Music and more draw folks to W.Va. folk fest

September 04, 2005|By RICHARD F. BELISLE


"Folk music," said Maureen Harrigan, owner of Almost Heaven Farm, site of her annual Country Roads Folk Festival, "bridges the gap between lifestyles and age groups."

Harrigan, who moved into the 18th-century farmhouse seven years ago, held the folk festival on her 101/2-acre farm Saturday for the sixth year.

"It's real important to bring the community together with a nice, wholesome event," she said.

Festival-goers, in addition to hearing traditional and contemporary folk, Celtic, bluegrass and Israeli folk music, enjoyed a barn dance, camping, hayrides and a cool dip in Opequon Creek, which runs along the property.


In previous years, Harrigan charged a fee to get in. This year, it was free.

Last year, Harrigan had three stages set up in the field plus the barn. On Saturday, the solo and group acts performed only in the old barn.

This year's festival was the smallest ever because of changes in her life. Harrigan is adopting four girls, ages 4 to 10. "I suddenly found myself a single parent of four daughters," she said.

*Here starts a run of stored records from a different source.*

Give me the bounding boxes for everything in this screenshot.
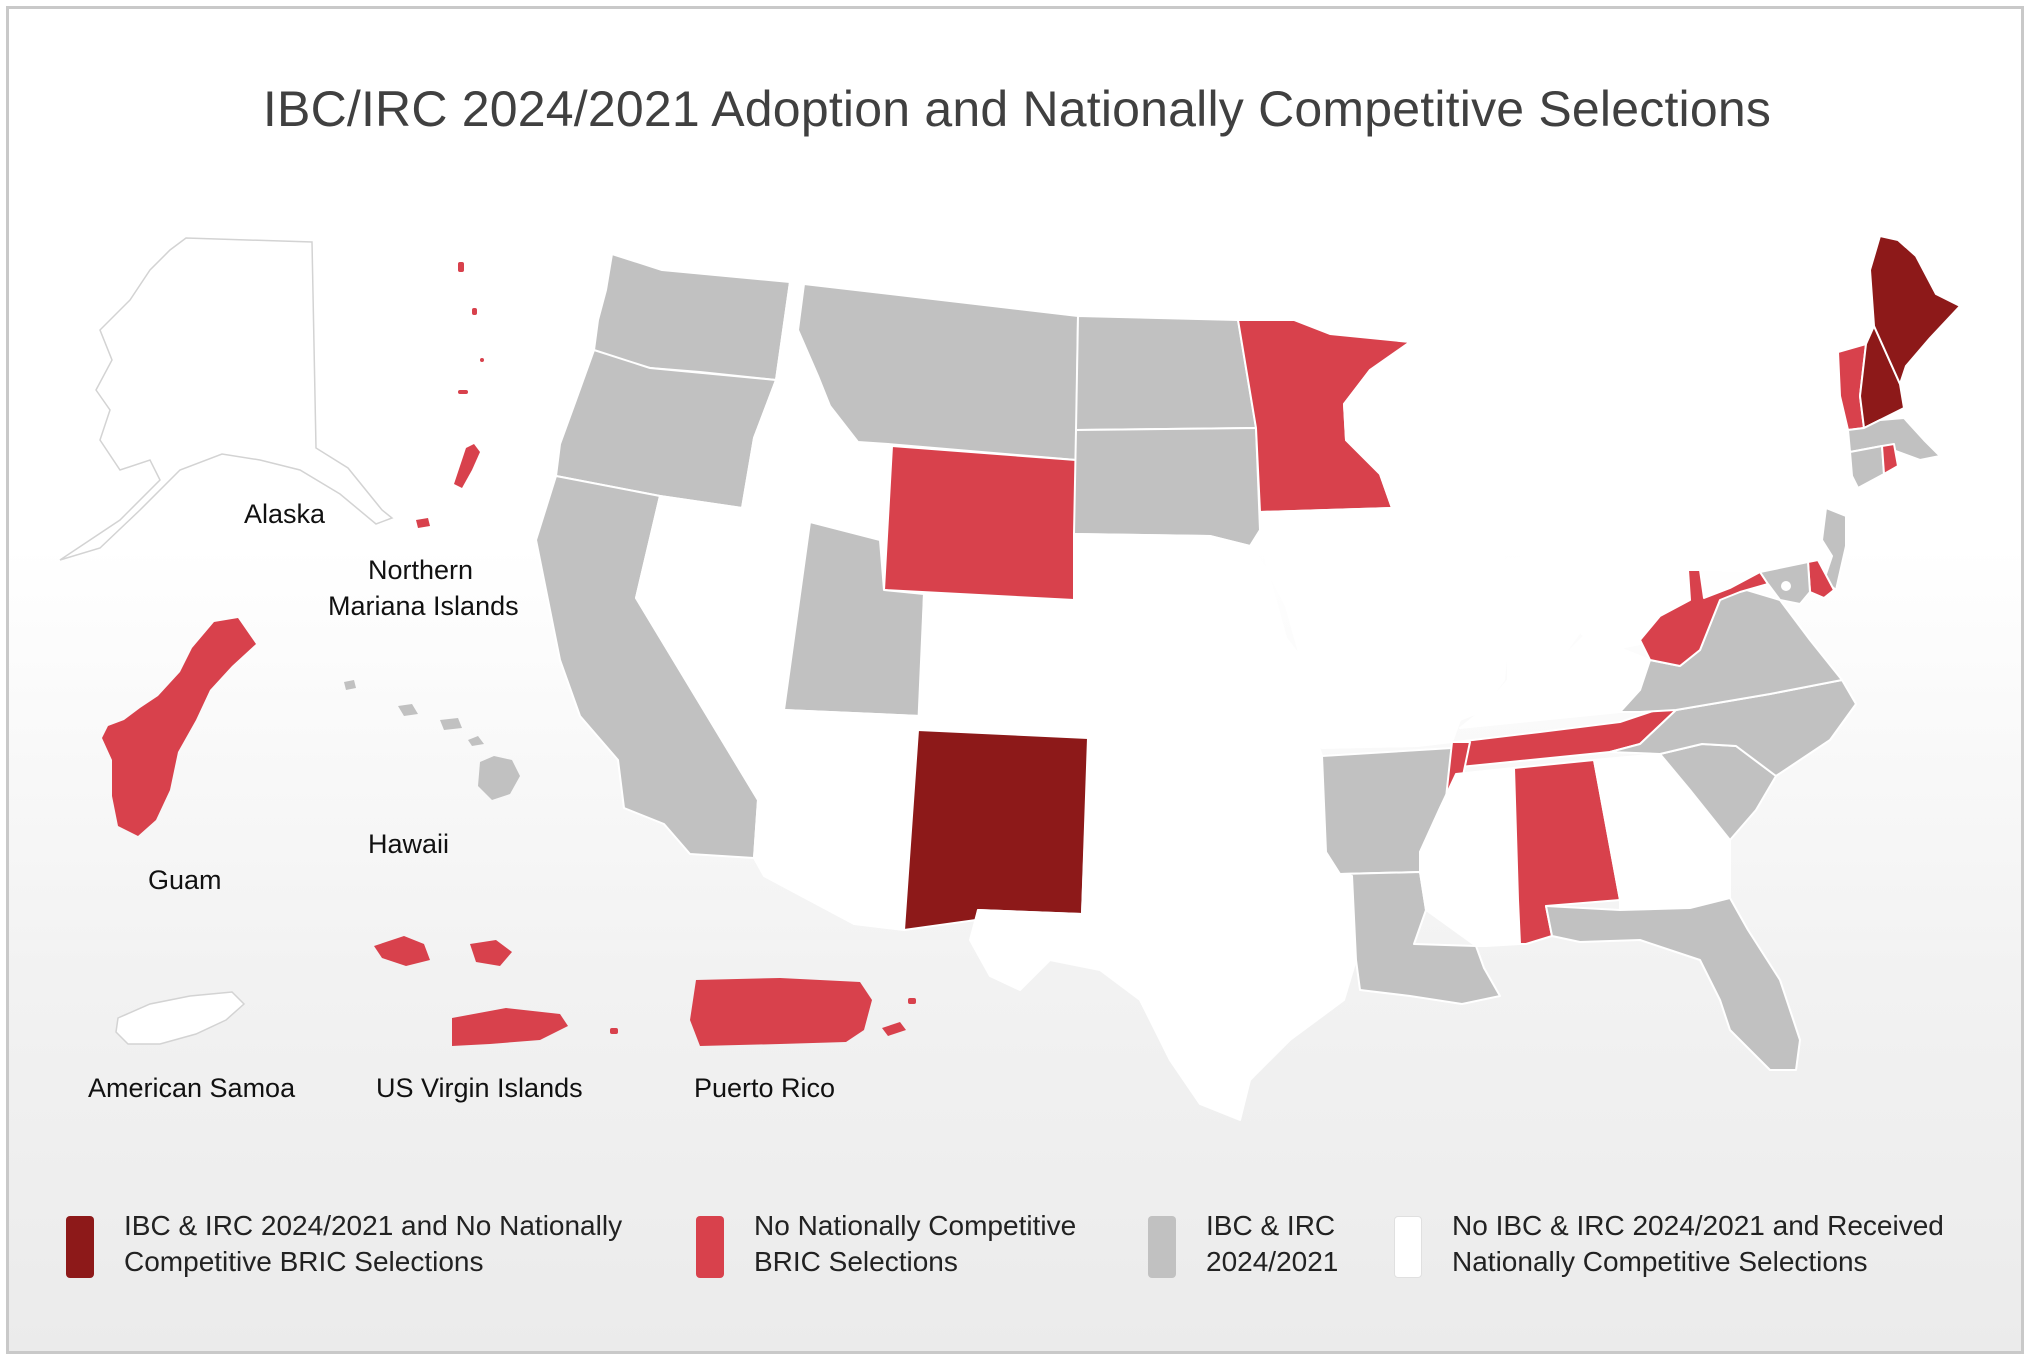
territory-northern-mariana-islands [416,262,484,528]
state-florida [1545,897,1801,1071]
state-north-dakota [1075,315,1257,431]
legend-label: No IBC & IRC 2024/2021 and Received Nati… [1452,1210,1944,1277]
legend-label: No Nationally Competitive BRIC Selection… [754,1210,1077,1277]
legend-swatch [1148,1216,1176,1278]
territory-puerto-rico [690,978,916,1046]
state-rhode-island [1881,443,1899,475]
state-michigan [1507,419,1601,557]
label-northern-mariana-1: Northern [368,555,474,585]
legend-swatch [1394,1216,1422,1278]
state-iowa [1259,507,1415,607]
state-illinois [1397,519,1509,721]
state-alaska [59,237,394,561]
legend-swatch [696,1216,724,1278]
label-american-samoa: American Samoa [88,1073,296,1103]
state-kansas [1115,635,1319,745]
legend-swatch [66,1216,94,1278]
state-michigan-upper [1449,359,1591,399]
label-northern-mariana-2: Mariana Islands [328,591,519,621]
legend-label: IBC & IRC 2024/2021 [1206,1210,1339,1277]
territory-american-samoa [115,991,246,1045]
state-pennsylvania [1675,495,1833,573]
state-colorado [917,593,1119,741]
state-hawaii [344,680,520,800]
state-new-mexico [903,729,1089,931]
map-title: IBC/IRC 2024/2021 Adoption and Nationall… [262,81,1772,137]
state-south-dakota [1073,427,1261,547]
state-wyoming [883,445,1077,601]
state-texas [969,755,1357,1121]
label-us-virgin-islands: US Virgin Islands [376,1073,583,1103]
state-arizona [753,709,921,931]
territory-guam [102,618,256,836]
label-guam: Guam [148,865,222,895]
label-alaska: Alaska [244,499,326,529]
territory-us-virgin-islands [374,936,618,1046]
label-puerto-rico: Puerto Rico [694,1073,836,1103]
label-hawaii: Hawaii [368,829,450,859]
state-connecticut [1849,445,1885,489]
state-maine [1869,235,1961,385]
legend-label: IBC & IRC 2024/2021 and No Nationally Co… [124,1210,623,1277]
state-west-virginia [1639,569,1769,667]
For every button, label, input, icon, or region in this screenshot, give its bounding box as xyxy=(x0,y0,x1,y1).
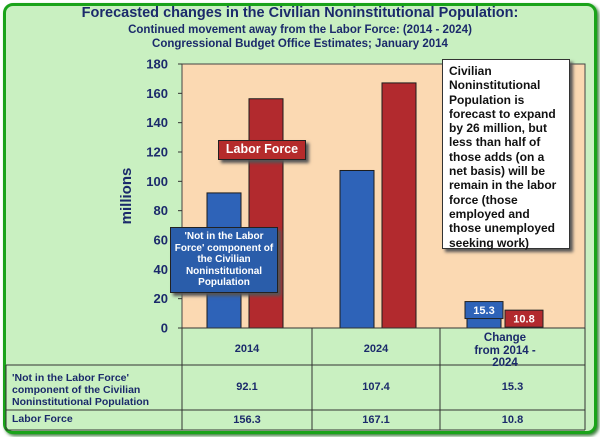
y-tick-label: 0 xyxy=(161,321,168,336)
table-cell: 10.8 xyxy=(501,414,524,426)
y-axis-label: millions xyxy=(118,168,135,225)
bar-labor-force-0 xyxy=(248,98,284,329)
callout-labor-force: Labor Force xyxy=(218,140,306,160)
y-tick-label: 160 xyxy=(146,86,168,101)
table-cell: 15.3 xyxy=(501,381,524,393)
x-tick-label-2024: 2024 xyxy=(363,343,389,355)
y-tick-label: 180 xyxy=(146,57,168,72)
table-row-label-labor-force: Labor Force xyxy=(12,413,73,425)
table-cell: 92.1 xyxy=(236,381,258,393)
y-tick-label: 100 xyxy=(146,174,168,189)
callout-not-in-labor-force: 'Not in the Labor Force' component of th… xyxy=(170,227,278,293)
data-label-box xyxy=(464,301,504,320)
x-tick-label-change: Change from 2014 - 2024 xyxy=(474,332,536,369)
data-label-box xyxy=(504,309,544,328)
data-label: 10.8 xyxy=(513,314,534,326)
bar-labor-force-1 xyxy=(381,82,417,329)
y-tick-label: 60 xyxy=(154,233,168,248)
y-tick-label: 140 xyxy=(146,115,168,130)
chart-title: Forecasted changes in the Civilian Nonin… xyxy=(81,5,519,21)
annotation-note: Civilian Noninstitutional Population is … xyxy=(442,59,570,250)
x-tick-label-2014: 2014 xyxy=(234,343,260,355)
bar-nilf-1 xyxy=(339,169,375,329)
data-label: 15.3 xyxy=(473,305,494,317)
bars-layer: 15.3 10.8 xyxy=(206,82,544,329)
data-table-grid xyxy=(5,327,586,431)
table-cell: 167.1 xyxy=(362,414,390,426)
y-tick-label: 20 xyxy=(154,291,168,306)
table-row-label-nilf: 'Not in the Labor Force' component of th… xyxy=(12,372,150,408)
y-axis-ticks: 0 20 40 60 80 100 120 140 160 180 xyxy=(146,57,182,336)
chart-subtitle-1: Continued movement away from the Labor F… xyxy=(128,24,472,36)
y-tick-label: 40 xyxy=(154,262,168,277)
table-cell: 107.4 xyxy=(362,381,390,393)
table-cell: 156.3 xyxy=(233,414,261,426)
chart-subtitle-2: Congressional Budget Office Estimates; J… xyxy=(152,38,448,50)
y-tick-label: 120 xyxy=(146,145,168,160)
y-tick-label: 80 xyxy=(154,203,168,218)
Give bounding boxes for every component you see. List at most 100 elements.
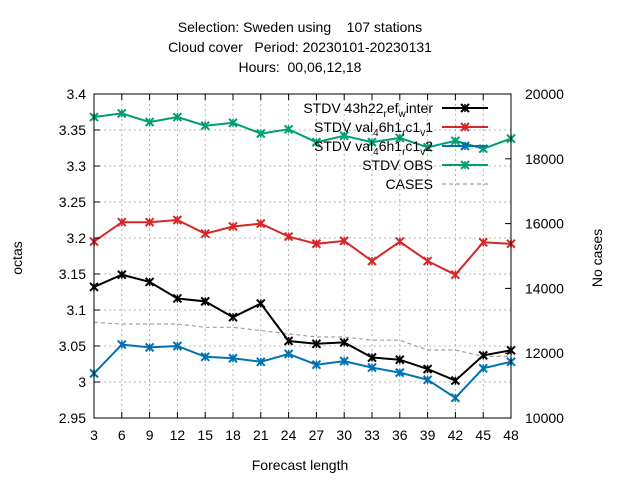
series-2-point [256, 218, 266, 229]
plot-frame [93, 93, 512, 419]
series-layer [89, 108, 516, 403]
series-3-point [311, 360, 322, 370]
title-line-2: Cloud cover Period: 20230101-20230131 [168, 39, 432, 55]
legend-label-2: STDV val46h1rc1v1 [314, 119, 433, 139]
legend-marker-4 [460, 160, 470, 170]
x-tick-label: 27 [309, 427, 325, 443]
series-2-point [117, 217, 127, 227]
series-1 [89, 270, 516, 386]
series-4-point [228, 118, 238, 128]
series-2-point [144, 217, 155, 227]
series-2-point [200, 228, 210, 239]
series-3-point [256, 357, 266, 367]
series-3-point [339, 356, 349, 366]
title-line-3: Hours: 00,06,12,18 [239, 59, 362, 75]
y-tick-label: 3.2 [67, 230, 87, 246]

"It isn't as big a production this year," Harrigan said. "I decided to do a big thank-you party for those who supported the festival in the past."

Among the performers Saturday were the Martin Family Stringband; Stoneybrook; Aca-Perco; StepJam; Ripoff Con Artists; Ed Barney, Teri Chism and Wayne Lanham of Patent Pending; the South Mountain String Band; Celtic folk singer John Doyle of Shepherdstown, W.Va.; and Allegheny Uprising.

Harrigan promotes and produces performances for the Black Rock Center for the Arts in Germantown, Md.

While there were no outside stages this year, a group of musicians and a clogger set up shop under the shade of a huge catalpa tree and entertained a small crowd that had assembled under the tree's broad leaves.

Phil Krastman, 53, of Fairfax City, Va., said he hasn't missed any of Harrigan's festivals. He has known her for 20 years and volunteers at the festival, he said.

"She's having it this year to thank those who helped her to keep the house and barn going," he said.

Two musicians from Germany - Jutta Claar, 48, of Frankfurt, and Carmen Armrein, 20, of Munich - came to the festival to play their Hackbretts, a German version of the dulcimer. They will play at the three-day Upper Potomac Dulcimer Festival in Shepherdstown, W.Va., next weekend, they said.

Harrigan had a special surprise Saturday when her musician brother, Pete Harrigan, 50, of the Ozarks area of Missouri, showed up in the afternoon.

"What a surprise," she said, giving him a big hug. "I've been trying to get him to come to my festival for six years."